"When I was about 10 year old I was playing wave dodging on the lifeboat slip way and a wave hit me and pulled me down the slip way and old man gabber pulled me out got me be scruff of neck pulled me out coughing and spluttering took me home because he was my neighbour next door to us, be dad took me in back yard, ringing wet through still getting over me ordeal, still frightened and I thought what's me dad gon'a do, he stood me in back yard, went back in't house, came out with a bucket of water, and he stood and threw a bucket of water over me, which knocked me onto my backside and he said that's the strength of bucket of water you should never underestimate the strength of the sea its a powerful thing and you don't forget it. You wont beat the sea its a powerful, powerful thing. They've never beat a ship strong enough to beat it. Your very vulnerable you shouldn't mess about with it. Even in the shallows it can take you and it will take and you'll never be seen again". Tom Rowley
"When I was little I lived in Hinderwell Road. I didn't know the fishing till I was 15. I found it hard to get into the fishing community because I was classed out of town, I wasn't a bottom ender and I didn't feel welcome, but I got on with it. Every one new everything about every one else, you could leave your doors open in and out of each others houses. Once involved a really friendly bunch because Tom and his family was known I was accepted. Me mother in law says to me when we were courting, don't ever learn how to skein, some will always want you to do it. Me mother in law would come back stinking it was awful smell. I worked on crab stalls dressing crabs". Lindy Rowley
"I'm 2nd in last out a 15 (second youngest) the first one died at an early age, the second one died at an early age the first died at 18 the 2nd at 47, we were in a house where we had to have 2 sittings the eldest one got on first and if there was owt left for us 2 young'ns we' d get that after em and clothes was past down if they weren't worn out that's what wed have to be contented, when rationing was on we had hell of a job. Mam and dad used to get all sorts to get food in and clothing. I had 5 brothers in forces nearly all at once so it was a bit worried for mam and dad, but there was more room in the house. We had two double beds 2 up and 2 down so your feet met in middle. One room, eight kids in one room.

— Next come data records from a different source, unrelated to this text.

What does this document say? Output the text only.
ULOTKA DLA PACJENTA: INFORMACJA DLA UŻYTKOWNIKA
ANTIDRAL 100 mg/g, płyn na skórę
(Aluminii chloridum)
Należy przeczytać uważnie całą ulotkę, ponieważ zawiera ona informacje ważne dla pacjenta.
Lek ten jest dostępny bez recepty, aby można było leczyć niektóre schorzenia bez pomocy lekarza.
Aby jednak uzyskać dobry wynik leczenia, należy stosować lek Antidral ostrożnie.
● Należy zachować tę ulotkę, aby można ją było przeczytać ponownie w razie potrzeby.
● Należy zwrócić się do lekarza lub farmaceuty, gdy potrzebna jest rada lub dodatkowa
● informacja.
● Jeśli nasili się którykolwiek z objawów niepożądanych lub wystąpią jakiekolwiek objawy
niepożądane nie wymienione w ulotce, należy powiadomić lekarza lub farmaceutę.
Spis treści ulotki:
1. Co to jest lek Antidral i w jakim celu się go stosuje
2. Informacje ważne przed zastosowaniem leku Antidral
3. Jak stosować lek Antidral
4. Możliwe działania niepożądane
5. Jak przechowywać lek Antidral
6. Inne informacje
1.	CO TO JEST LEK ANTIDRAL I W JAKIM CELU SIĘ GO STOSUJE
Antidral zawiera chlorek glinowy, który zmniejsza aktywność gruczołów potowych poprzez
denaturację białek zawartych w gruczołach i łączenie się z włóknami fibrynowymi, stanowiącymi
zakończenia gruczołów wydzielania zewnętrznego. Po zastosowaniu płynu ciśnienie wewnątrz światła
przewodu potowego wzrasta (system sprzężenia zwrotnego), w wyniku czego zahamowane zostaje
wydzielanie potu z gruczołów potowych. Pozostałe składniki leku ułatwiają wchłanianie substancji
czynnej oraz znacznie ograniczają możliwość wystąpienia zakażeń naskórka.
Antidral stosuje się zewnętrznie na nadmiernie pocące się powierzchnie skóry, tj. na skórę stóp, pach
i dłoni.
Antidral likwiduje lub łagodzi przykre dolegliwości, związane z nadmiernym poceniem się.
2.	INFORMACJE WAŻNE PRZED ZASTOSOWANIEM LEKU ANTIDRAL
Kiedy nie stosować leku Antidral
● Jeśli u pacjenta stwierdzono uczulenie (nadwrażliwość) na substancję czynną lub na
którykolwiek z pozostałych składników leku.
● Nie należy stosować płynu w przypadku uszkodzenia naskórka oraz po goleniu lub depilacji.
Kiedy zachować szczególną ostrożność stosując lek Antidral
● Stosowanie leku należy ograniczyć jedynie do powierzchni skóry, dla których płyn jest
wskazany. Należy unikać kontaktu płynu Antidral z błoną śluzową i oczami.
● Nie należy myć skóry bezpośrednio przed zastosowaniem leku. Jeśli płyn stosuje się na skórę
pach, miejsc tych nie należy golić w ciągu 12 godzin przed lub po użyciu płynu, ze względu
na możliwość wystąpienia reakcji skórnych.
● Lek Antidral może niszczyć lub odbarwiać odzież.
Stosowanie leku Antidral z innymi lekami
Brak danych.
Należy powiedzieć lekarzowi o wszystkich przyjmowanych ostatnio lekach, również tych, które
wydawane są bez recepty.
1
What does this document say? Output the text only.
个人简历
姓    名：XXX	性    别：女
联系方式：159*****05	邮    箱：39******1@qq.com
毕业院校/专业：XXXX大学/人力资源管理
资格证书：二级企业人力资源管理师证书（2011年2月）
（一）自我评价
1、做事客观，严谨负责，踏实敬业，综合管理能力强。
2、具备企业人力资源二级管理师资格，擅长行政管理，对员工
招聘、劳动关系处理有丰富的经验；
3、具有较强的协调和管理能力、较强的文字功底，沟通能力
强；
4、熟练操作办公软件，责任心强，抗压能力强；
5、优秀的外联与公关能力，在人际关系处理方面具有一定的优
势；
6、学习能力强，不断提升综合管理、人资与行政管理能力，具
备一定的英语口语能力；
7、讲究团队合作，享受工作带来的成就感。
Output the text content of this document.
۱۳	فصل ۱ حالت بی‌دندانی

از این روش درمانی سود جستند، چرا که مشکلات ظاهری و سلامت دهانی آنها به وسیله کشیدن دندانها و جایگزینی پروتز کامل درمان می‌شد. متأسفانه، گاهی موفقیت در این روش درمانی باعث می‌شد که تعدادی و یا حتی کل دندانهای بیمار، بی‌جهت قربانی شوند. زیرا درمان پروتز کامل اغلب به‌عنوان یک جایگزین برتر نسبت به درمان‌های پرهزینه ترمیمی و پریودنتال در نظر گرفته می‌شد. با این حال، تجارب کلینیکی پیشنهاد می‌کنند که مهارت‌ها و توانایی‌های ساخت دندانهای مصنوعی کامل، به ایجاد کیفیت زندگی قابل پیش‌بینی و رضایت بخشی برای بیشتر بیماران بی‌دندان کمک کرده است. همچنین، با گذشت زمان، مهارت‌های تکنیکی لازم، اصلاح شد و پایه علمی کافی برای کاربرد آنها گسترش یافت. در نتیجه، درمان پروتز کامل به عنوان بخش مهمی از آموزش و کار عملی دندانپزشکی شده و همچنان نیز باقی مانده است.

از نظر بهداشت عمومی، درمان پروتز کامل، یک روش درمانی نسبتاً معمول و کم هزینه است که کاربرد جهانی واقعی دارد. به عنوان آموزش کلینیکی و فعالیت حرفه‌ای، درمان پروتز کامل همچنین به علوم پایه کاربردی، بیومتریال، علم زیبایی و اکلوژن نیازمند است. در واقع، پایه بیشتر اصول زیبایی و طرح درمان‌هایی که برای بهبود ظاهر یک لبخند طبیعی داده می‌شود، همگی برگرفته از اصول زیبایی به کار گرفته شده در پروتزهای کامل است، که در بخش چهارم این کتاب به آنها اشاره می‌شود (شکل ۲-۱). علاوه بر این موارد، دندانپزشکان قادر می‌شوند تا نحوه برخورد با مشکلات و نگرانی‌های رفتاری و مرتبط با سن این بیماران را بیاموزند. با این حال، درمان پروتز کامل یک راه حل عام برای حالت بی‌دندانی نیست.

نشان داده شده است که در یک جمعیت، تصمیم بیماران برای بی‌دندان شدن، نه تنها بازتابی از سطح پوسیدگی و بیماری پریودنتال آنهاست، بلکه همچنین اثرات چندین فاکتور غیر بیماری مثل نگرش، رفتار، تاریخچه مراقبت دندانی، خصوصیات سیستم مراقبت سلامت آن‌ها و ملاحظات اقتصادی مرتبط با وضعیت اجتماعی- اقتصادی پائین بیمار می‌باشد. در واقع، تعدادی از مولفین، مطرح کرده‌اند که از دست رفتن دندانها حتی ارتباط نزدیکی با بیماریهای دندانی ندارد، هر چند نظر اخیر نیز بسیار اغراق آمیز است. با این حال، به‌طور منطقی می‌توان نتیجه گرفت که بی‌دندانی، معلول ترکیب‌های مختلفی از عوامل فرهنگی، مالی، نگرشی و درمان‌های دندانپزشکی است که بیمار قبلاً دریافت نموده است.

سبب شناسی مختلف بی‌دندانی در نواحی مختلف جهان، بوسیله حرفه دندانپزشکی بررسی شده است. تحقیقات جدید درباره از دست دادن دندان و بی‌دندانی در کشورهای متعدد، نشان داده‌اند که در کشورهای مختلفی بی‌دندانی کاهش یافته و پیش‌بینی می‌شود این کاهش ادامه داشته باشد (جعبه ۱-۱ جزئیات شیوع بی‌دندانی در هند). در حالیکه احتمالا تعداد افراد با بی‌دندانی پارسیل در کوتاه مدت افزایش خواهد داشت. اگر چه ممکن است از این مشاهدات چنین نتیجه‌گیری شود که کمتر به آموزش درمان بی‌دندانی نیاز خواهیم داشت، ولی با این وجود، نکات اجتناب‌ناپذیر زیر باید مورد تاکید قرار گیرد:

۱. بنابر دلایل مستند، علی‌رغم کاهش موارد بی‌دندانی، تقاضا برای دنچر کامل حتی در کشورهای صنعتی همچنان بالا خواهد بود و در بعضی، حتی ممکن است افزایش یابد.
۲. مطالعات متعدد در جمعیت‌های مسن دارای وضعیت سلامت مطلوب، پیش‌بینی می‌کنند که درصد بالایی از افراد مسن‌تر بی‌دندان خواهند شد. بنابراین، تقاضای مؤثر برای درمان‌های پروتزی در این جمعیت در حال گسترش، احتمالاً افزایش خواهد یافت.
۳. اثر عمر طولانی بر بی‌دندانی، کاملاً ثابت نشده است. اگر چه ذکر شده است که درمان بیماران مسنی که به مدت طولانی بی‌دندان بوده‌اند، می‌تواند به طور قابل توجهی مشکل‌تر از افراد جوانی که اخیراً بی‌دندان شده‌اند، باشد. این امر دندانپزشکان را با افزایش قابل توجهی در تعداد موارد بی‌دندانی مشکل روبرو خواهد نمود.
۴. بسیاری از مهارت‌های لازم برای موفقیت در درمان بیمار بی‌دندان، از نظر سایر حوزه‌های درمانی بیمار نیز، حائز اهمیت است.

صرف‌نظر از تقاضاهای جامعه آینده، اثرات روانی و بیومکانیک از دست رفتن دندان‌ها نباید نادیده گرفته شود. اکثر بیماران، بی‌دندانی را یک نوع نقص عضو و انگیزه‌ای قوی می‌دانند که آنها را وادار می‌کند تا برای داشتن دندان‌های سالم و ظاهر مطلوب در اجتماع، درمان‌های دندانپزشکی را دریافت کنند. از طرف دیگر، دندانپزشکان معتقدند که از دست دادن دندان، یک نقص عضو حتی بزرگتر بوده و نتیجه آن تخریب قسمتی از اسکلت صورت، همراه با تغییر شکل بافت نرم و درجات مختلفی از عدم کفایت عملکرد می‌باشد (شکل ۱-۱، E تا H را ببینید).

You buggers moan like hell with a bed of your own. And school, before we went to school it was one of them mangle grinders for washing to go through, me mam used to be scrubbing all washing on a wash board out of the boiler. Then when that was done into a big basket, through mangle first then out onto line. That was how we carry on before we went to school. We used to chop sticks for coal fire, we had plenty of wood with houses bombed, so there was plenty of wood to go at. It was us young'ns that did it, there was no hoover then it was all brushes to all sweeping and that. When we were bathing we had to have same water for 4 of you. Carbolic soap big block. It was horse work really, but were here aren't we all but 2 of us but they died young. There's only 3 of us left and I'm youngest. 76 , 78 and 80. I'm still living in the same principle as we did then. One coal fire, 3 rooms upstairs 3 down one coal fire, no central heating. No telephone".